Hat der frühere Finanzminister Karl-Heinz Grasser (48) für die gesteuerte Vergabe zweier Bundesprojekte zweieinhalb Millionen Euro Schmiergeld kassiert? Auf diese einfache Kernfrage lässt sich das Monsterverfahren, das am 12. Dezember beginnen soll, reduzieren. "Soll" deswegen, weil der OGH just einen Tag vor dem geplanten Beginn über die Zuständigkeit der Richterin urteilen wird. Ein erst vor wenigen Tagen aufgetauchter Stolperstein ist aus dem Weg geräumt: Ein Ablehnungsantrag Grassers gegen Richterin Marion Hohenecker wurde vom Präsident des Landesgerichts für Strafsachen abgewiesen.
Wie berichtet, hatte Grasser behauptet, die Richterin wäre wegen Twitter-Kommentaren ihres Ehemannes zur Buwog-Causa befangen. "Befangenheit kann nur dann angenommen werden, wenn Umstände glaubhaft gemacht werden, die die volle Unparteilichkeit und Unvoreingenommenheit eines Richters objektiv in Frage stellen. Aus den Kommentaren des Ehegatten sind keinesfalls Rückschlüsse auf Haltung und Ansichten der zuständigen Vorsitzenden zu ziehen", hieß es in einer Presseinformation der Medienstelle des Straflandesgerichts am Donnerstagabend. Gegen die Entscheidung des Präsidenten stehe kein selbstständiges Rechtsmittel zu.
Größter Korruptionsprozess in Zweiter Republik
Wenn das OGH-Urteil am Montag Hohenecker ebenfalls als Vorsitzende im Buwog-Prozess bestätigt, wird das größte Korruptionsverfahren in der Zweiten Republik am Dienstag um 9.30 Uhr eröffnet. Darum wird es gehen: Im Jahr 2000, am Beginn der schwarz-blauen Regierung unter Kanzler Wolfgang Schüssel soll der nun angeklagte Lobbyist Peter Hochegger auf einer Serviette eine Art Organigramm skizziert haben, wie an geplanten Privatisierungen zu "verdienen" sei: Grasser - damals Finanzminister - an der Spitze, darunter die "Vermittler" Hochegger und Walter Meischberger sowie der Immobilienmakler Ernst Plech. Grasser sollte im Hintergrund bleiben, die anderen Gespräche über Zahlungen führen. Behauptet wird dies von einem späteren Spitzenbeamten. Für die Ankläger ist es der Beweis für einen "gemeinsamen Tatplan". Hochegger bestreitet, solches je gesagt und gezeichnet zu haben.
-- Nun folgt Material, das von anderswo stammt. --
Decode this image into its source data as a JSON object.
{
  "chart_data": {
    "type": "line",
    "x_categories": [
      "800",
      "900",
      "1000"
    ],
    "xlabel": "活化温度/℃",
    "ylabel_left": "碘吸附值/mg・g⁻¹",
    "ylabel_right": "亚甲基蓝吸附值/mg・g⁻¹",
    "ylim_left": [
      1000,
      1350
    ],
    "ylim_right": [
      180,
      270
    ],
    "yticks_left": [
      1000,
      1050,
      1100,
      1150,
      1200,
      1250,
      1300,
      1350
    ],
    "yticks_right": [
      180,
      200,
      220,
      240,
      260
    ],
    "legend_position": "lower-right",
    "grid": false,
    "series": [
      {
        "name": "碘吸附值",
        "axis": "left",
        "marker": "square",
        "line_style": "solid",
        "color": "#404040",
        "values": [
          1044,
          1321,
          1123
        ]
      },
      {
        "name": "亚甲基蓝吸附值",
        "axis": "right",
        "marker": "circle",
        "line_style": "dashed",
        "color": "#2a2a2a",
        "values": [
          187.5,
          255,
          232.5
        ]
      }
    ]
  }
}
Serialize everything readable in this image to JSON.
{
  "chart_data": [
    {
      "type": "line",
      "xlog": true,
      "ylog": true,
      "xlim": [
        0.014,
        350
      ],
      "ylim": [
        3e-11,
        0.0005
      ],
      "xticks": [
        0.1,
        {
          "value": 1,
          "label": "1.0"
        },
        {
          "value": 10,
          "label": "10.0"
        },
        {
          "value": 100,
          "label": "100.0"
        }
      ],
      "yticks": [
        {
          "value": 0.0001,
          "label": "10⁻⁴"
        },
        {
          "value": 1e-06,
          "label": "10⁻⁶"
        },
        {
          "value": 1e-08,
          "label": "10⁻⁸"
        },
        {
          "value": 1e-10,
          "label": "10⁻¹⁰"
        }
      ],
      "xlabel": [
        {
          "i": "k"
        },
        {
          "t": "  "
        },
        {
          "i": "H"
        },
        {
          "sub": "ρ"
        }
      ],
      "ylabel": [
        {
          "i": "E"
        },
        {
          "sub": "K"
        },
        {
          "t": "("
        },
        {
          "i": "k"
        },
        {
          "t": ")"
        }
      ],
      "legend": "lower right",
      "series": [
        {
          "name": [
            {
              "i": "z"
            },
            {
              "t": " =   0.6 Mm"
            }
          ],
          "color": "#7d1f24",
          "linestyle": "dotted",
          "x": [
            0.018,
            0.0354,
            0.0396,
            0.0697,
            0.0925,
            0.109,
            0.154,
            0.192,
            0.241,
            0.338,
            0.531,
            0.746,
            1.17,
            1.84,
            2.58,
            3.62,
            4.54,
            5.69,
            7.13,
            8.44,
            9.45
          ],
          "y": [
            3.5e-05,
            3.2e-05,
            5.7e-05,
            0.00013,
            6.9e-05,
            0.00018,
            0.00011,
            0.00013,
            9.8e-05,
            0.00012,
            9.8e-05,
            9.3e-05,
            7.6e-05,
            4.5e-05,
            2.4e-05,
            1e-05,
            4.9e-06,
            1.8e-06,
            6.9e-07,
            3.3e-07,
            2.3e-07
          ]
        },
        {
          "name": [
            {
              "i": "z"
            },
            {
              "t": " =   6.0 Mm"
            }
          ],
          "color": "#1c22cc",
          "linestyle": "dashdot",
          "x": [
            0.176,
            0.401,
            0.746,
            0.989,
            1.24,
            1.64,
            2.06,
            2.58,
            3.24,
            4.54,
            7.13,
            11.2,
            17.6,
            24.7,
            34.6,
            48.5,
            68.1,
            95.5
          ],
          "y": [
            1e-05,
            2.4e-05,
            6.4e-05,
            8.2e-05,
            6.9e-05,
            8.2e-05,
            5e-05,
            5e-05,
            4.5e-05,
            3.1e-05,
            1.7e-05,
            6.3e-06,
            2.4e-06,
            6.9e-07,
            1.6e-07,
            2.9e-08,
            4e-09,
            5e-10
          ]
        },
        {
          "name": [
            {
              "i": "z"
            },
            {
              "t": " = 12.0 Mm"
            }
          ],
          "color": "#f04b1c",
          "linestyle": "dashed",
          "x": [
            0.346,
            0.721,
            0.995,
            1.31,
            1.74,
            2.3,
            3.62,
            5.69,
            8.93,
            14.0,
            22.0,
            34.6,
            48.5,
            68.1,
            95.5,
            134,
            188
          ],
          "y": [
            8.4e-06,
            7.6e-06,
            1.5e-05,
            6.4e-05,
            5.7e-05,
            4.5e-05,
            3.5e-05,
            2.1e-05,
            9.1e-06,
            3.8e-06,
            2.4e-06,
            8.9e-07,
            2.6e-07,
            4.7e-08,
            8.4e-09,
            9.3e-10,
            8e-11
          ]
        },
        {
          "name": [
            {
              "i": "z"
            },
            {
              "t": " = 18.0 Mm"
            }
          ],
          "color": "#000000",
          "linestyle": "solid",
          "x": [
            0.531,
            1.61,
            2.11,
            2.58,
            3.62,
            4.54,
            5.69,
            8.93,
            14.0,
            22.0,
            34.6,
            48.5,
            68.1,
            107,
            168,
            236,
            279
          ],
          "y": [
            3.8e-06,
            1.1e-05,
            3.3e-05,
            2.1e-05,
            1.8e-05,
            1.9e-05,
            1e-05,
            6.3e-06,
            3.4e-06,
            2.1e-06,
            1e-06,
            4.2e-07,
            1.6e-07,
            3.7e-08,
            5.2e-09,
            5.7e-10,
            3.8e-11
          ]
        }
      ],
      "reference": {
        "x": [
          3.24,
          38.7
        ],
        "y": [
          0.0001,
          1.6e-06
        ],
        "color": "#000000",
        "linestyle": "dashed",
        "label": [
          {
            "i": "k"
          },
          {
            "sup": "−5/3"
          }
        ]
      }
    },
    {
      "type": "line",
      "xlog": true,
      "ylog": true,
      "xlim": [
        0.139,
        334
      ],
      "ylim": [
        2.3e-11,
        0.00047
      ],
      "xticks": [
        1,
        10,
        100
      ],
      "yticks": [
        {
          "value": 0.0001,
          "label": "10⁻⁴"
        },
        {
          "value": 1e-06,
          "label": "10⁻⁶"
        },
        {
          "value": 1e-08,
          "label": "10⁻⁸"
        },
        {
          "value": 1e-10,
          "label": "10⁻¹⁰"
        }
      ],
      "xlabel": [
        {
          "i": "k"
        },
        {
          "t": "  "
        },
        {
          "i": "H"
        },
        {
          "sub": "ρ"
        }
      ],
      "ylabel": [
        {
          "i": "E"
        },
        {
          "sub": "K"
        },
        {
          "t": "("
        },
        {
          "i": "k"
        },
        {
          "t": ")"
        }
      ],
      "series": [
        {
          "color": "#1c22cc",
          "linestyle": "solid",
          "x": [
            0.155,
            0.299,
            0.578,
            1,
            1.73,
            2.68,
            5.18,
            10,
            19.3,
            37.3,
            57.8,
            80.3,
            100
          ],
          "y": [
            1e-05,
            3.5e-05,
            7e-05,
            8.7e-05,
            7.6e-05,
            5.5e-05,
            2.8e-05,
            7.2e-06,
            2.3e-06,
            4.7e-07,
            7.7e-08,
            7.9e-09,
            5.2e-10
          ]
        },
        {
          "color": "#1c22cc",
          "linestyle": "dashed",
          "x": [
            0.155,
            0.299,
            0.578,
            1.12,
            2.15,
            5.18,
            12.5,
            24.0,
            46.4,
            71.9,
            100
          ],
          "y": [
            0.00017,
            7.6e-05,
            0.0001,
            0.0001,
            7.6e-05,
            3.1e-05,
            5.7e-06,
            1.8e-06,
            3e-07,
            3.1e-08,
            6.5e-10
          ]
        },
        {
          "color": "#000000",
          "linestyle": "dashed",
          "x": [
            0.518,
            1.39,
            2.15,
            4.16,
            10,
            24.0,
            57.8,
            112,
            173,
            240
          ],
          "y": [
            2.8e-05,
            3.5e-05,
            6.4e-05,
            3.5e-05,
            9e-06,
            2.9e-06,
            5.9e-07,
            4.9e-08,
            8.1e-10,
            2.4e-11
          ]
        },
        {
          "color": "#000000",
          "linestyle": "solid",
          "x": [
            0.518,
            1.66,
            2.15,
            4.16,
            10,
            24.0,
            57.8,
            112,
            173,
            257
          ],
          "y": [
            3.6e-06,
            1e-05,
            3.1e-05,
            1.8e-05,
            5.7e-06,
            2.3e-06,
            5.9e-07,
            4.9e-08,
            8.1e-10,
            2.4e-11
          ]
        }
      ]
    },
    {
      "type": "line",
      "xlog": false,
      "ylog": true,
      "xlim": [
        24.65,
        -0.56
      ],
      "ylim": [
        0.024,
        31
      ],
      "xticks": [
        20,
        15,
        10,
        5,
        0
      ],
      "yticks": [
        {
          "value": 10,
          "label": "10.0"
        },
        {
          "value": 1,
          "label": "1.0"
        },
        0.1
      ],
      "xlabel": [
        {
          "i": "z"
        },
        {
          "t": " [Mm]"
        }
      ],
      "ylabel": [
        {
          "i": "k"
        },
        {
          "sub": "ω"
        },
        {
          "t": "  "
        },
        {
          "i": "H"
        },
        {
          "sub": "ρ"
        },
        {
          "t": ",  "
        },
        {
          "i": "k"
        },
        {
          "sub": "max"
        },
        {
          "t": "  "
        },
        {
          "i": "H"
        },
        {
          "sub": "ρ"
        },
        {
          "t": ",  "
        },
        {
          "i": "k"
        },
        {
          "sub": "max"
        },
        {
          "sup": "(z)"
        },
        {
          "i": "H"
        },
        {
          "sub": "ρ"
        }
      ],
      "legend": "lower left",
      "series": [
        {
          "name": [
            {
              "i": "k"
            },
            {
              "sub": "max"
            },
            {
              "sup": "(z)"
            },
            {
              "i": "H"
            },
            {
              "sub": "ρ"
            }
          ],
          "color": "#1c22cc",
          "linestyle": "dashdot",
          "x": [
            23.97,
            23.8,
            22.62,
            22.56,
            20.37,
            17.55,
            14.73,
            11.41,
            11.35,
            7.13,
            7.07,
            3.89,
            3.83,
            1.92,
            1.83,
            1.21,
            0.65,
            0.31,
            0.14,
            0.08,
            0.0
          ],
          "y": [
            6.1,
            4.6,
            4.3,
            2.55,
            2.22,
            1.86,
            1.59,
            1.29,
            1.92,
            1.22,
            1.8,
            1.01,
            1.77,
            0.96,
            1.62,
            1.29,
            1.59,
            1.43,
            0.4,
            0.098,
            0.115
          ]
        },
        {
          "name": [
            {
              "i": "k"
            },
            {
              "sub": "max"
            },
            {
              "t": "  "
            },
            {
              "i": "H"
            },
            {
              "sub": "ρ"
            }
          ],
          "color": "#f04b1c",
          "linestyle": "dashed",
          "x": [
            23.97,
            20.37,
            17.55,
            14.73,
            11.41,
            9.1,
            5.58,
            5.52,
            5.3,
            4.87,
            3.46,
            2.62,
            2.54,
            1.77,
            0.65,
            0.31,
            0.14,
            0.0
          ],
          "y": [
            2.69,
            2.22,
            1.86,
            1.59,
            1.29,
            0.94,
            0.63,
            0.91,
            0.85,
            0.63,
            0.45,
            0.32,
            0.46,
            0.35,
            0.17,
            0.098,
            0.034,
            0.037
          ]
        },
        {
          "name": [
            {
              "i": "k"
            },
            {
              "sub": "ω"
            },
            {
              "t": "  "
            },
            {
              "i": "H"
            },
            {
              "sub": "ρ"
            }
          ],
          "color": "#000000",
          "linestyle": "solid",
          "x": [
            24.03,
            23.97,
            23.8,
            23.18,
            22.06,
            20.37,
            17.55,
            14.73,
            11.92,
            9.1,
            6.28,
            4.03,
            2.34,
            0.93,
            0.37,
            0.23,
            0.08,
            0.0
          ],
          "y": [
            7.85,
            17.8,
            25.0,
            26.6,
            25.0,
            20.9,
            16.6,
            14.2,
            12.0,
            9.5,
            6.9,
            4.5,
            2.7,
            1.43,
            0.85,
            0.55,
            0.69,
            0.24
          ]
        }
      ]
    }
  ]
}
2004 wurde die Buwog privatisiert. Um 961 Millionen Euro bekam ein Österreich-Konsortium aus Immofinanz und Raiffeisenlandesbank Oberösterreich den Zuschlag. Weil ihnen bekannt war, dass die Konkurrenz nur 960 Millionen bietet, so der Vorwurf. Verraten habe es der Chef persönlich, sagen die Staatsanwälte. Grasser selbst! Meischberger und Hochegger seien die stillen Boten der Nachricht gewesen. Was die Beschuldigten bestreiten. Allen voran Grasser, der stets auf eine korrekte Abwicklung bedacht war, wie er betont.
Aber wer hat geplaudert, wer hat das entscheidende Anbot der Konkurrenz verraten? Darüber wird vor Gericht in Wien viel gestritten werden. Meischbergers Verteidiger Jörg Zarbl bringt den Namen Jörg Haider ins Spiel. Der habe damals die Zahl erfahren.
Grasser will von Bestechungsgeld nichts wissen
Was dann folgte, war ein riesiges Finanzkarussell. Das Konsortium zahlte fast zehn Millionen Euro. Bestechungsgeld nennen es die Staatsanwälte, ein ehrlich verdientes Beratungshonorar, sagt Meischberger dazu. Und Grasser will von dem Geld gar nichts wissen.
Der Betrag floss nach Zypern, wo Peter Hochegger 2,5 Millionen behielt. Der Rest landete in Liechtenstein auf drei Konten. Die Frage, wer ihre Besitzer sind, wird über Wohl und Wehe der Beschuldigten entscheiden. Für die Staatsanwälte haben Grasser und Plech mit je etwa zweieinhalb Millionen ihren - kriminellen - Anteil gehabt.
Im zweiten Fall geht es um die Vermietung eines neuen Quartiers für die Finanzbehörde in Linz. Hier sollen 200.000 Euro Schmiergeld geflossen sein, sagt die Anklage und nennt wieder Grasser als teilweisen Nutznießer. Was dieser bestreitet.